Es war ein Abend der Kontraste: Im Rahmen des „Over the Border“-Festivals haben in der Brotfabrik ein Solo-Künstler und eine Bayern-Band zwei völlig gegensätzliche Stimmungen bedient und das Publikum erst in ein Tränenmeer zu stürzen versucht, bevor dieses dann die Gipfel der Glückseligkeit erstürmen durfte. Ein Konzept, das aufging. Und große Freude bereitete, selbst beim Auftritt von Jo Laureys, der eigentlich andere Akzente setzen wollte. „Genug gelacht, wir müssen jetzt traurig sein“, rief er augenzwinkernd in den Raum. Immerhin hatte der belgische Straßenmusiker ausschließlich melancholische Stücke im Repertoire, wehmütige Balladen mit schlichten, aber durchaus reizvollen Melodien. Stärkster Momente ist das Lied für seinen Vater, der starb, als Laureys 18 Jahre alt war. „Damals brach ich die Schule ab und machte nur noch Musik“, erinnerte er sich. „Aber acht Jahre lang konnte ich nicht über meinen Verlust schreiben. Bis jetzt.“

Der Traurigkeit von Jo Laureys setzten Impala Ray im Anschluss unbändige Spielfreude und eine fast manische Ausgelassenheit entgegen.
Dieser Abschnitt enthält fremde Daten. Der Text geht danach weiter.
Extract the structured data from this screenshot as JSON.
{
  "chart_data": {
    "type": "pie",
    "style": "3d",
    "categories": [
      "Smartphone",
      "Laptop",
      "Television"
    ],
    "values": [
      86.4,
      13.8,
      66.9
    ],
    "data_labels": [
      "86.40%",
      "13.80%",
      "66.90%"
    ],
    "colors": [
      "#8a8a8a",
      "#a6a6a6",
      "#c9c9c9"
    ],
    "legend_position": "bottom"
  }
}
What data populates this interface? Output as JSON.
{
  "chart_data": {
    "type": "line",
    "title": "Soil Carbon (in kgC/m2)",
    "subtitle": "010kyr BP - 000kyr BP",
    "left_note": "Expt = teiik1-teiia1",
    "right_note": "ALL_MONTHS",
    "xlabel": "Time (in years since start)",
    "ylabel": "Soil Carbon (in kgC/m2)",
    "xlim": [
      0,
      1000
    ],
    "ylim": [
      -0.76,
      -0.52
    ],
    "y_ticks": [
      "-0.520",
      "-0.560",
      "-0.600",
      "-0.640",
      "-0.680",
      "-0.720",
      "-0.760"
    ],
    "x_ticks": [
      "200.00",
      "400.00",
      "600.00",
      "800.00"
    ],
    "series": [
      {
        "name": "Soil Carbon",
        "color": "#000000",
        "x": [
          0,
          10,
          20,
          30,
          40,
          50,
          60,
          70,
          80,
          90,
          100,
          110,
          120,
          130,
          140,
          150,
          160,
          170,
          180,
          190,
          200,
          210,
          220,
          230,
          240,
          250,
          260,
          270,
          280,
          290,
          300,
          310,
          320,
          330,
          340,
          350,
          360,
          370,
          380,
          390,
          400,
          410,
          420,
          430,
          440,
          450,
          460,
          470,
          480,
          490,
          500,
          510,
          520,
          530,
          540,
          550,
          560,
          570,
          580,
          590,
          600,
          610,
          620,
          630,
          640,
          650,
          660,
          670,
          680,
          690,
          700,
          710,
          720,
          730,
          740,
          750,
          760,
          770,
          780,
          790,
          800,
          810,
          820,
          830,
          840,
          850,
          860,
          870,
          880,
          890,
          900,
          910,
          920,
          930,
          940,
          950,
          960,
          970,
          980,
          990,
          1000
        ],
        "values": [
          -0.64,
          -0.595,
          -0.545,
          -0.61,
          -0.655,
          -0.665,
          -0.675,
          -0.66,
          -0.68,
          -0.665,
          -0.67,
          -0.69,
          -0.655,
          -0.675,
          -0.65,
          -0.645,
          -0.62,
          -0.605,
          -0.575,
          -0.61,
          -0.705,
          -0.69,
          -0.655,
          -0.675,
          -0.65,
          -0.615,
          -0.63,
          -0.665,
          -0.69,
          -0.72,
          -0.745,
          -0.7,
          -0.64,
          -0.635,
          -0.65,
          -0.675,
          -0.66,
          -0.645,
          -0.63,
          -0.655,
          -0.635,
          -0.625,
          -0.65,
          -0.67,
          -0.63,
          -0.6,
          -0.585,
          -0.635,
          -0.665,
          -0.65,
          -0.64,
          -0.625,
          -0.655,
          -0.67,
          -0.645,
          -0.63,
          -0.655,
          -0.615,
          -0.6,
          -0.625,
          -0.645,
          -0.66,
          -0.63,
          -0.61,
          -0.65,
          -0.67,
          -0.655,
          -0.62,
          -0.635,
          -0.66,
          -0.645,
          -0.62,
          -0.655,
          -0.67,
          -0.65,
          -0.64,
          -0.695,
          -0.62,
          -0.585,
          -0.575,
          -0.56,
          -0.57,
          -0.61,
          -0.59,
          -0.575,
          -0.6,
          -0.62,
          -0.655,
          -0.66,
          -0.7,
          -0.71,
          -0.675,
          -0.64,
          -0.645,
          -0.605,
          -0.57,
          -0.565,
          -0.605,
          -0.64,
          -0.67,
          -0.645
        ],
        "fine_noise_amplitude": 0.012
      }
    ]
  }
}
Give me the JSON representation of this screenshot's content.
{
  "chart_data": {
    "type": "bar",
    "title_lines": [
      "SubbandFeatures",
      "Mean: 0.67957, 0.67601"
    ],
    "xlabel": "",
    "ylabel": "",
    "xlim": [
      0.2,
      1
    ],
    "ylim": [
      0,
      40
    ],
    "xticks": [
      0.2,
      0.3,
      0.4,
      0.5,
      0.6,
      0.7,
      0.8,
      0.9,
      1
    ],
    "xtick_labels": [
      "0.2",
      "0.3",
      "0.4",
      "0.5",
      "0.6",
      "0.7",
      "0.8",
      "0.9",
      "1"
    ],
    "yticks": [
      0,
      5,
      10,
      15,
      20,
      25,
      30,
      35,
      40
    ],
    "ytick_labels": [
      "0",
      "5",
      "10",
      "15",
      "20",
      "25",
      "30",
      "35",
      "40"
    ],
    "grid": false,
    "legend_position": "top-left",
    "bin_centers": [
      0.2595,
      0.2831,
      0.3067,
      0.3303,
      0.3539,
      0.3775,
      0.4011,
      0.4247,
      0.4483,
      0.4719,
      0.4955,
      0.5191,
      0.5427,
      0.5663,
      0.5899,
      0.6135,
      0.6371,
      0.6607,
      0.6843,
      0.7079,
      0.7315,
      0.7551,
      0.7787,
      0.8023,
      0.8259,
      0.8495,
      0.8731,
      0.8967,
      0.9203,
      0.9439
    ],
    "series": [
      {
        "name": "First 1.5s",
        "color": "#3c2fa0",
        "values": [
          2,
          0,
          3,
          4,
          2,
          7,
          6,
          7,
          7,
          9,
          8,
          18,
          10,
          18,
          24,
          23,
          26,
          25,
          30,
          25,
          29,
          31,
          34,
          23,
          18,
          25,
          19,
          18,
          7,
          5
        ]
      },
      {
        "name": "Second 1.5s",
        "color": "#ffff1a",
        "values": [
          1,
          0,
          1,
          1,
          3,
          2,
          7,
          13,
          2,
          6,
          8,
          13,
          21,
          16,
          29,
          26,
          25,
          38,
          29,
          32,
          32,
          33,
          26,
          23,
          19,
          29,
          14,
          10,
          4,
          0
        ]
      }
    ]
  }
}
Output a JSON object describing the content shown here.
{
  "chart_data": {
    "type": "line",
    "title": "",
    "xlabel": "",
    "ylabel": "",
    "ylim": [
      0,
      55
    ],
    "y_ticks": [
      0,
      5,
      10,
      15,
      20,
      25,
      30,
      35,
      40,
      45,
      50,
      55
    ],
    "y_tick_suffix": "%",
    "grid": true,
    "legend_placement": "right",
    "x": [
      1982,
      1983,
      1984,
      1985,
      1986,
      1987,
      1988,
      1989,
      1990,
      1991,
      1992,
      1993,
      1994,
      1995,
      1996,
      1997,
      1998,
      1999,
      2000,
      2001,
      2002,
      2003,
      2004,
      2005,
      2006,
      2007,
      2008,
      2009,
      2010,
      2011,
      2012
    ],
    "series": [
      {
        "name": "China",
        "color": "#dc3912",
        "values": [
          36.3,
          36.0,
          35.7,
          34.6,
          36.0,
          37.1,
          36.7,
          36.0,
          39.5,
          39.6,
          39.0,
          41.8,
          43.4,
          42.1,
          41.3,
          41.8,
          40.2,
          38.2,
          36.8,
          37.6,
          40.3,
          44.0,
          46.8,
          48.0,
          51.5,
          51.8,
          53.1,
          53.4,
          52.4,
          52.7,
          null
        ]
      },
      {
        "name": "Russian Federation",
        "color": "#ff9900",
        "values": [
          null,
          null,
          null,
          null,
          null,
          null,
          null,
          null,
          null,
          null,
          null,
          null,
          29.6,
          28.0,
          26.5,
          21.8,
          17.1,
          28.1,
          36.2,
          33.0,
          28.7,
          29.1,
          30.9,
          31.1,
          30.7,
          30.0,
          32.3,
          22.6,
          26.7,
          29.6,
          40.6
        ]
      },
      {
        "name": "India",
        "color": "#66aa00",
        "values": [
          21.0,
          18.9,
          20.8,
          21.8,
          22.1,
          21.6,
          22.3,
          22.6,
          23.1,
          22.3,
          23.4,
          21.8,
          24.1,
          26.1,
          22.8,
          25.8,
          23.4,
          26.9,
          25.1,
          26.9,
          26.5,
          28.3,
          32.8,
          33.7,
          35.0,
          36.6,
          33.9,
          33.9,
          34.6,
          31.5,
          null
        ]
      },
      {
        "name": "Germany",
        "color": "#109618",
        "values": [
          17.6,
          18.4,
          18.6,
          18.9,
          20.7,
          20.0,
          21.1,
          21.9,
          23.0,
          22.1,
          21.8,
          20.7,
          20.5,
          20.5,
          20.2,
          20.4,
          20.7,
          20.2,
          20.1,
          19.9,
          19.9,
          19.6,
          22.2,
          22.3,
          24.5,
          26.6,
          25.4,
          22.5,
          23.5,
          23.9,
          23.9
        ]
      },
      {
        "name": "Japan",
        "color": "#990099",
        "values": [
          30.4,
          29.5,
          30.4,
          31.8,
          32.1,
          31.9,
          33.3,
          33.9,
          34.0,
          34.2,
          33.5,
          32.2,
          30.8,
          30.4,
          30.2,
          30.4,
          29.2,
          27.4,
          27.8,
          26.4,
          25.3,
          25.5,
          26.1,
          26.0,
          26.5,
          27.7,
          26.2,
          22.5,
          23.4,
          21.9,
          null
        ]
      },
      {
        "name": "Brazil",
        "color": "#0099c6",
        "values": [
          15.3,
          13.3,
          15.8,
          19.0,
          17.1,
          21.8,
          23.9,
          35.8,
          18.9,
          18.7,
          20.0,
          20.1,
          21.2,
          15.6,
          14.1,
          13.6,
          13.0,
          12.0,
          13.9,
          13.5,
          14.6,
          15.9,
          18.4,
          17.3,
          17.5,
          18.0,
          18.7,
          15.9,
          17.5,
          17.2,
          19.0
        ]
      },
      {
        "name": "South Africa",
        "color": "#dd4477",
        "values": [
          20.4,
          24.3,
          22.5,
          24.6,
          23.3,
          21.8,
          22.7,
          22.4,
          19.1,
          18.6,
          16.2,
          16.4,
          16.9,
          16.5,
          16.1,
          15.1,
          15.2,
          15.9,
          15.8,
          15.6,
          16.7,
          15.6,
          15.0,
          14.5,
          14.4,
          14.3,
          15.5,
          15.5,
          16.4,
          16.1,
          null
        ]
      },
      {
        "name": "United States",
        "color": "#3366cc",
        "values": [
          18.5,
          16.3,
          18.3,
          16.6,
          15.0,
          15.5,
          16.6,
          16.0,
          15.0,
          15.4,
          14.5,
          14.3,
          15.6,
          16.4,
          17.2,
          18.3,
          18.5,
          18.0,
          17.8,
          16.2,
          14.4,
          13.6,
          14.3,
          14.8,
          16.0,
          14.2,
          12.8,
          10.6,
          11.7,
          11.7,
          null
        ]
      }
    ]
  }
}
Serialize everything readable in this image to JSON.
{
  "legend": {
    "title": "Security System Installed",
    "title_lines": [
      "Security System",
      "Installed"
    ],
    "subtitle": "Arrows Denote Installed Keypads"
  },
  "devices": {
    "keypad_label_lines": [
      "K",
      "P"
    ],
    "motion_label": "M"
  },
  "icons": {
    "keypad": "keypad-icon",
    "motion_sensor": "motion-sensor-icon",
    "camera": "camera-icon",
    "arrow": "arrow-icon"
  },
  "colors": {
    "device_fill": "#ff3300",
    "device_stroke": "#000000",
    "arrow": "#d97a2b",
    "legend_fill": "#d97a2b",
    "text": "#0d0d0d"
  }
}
Das ungewöhnliche Quartett, das den Surfer-Sound der San Francisco Bay Area um Tuba und Hackbrett erweitert hat und sich dabei grundsätzlich nicht um musikalische Grenzen schert, ist ein Garant für „Gute-Laune-Mucke“, wie Frontmann Rainer Gärtner mit einem markanten Lachen betonte. Stimmt. Der Sound, der unter anderem an den unbeschwerten Indie-Pop von Walk Off The Earth erinnert, animierte das Publikum unweigerlich zum Tanzen, getrieben von den kräftigen Beats Dominik Haiders und den Bassläufen der zierlichen Tuba-Spielerin Nicola Missel, die hinter ihrem Instrument mitunter kaum zu sehen war. Dazu mehrstimmiger Gesang, ein paar euphorische Gitarren-Akkorde und filigrane Akzente von der Dulcimer Carmen Unterhofers, fertig war der perfekte Soundtrack für den kommenden Sommer. Die Menge in der Brotfabrik genoss die aufstrebenden, treibenden Songs denn auch in vollen Zügen, sprang auf Wunsch in die Höhe und feierte die Lebensfreude ebenso wie zuvor die Melancholie. Das Konzept ist also aufgegangen.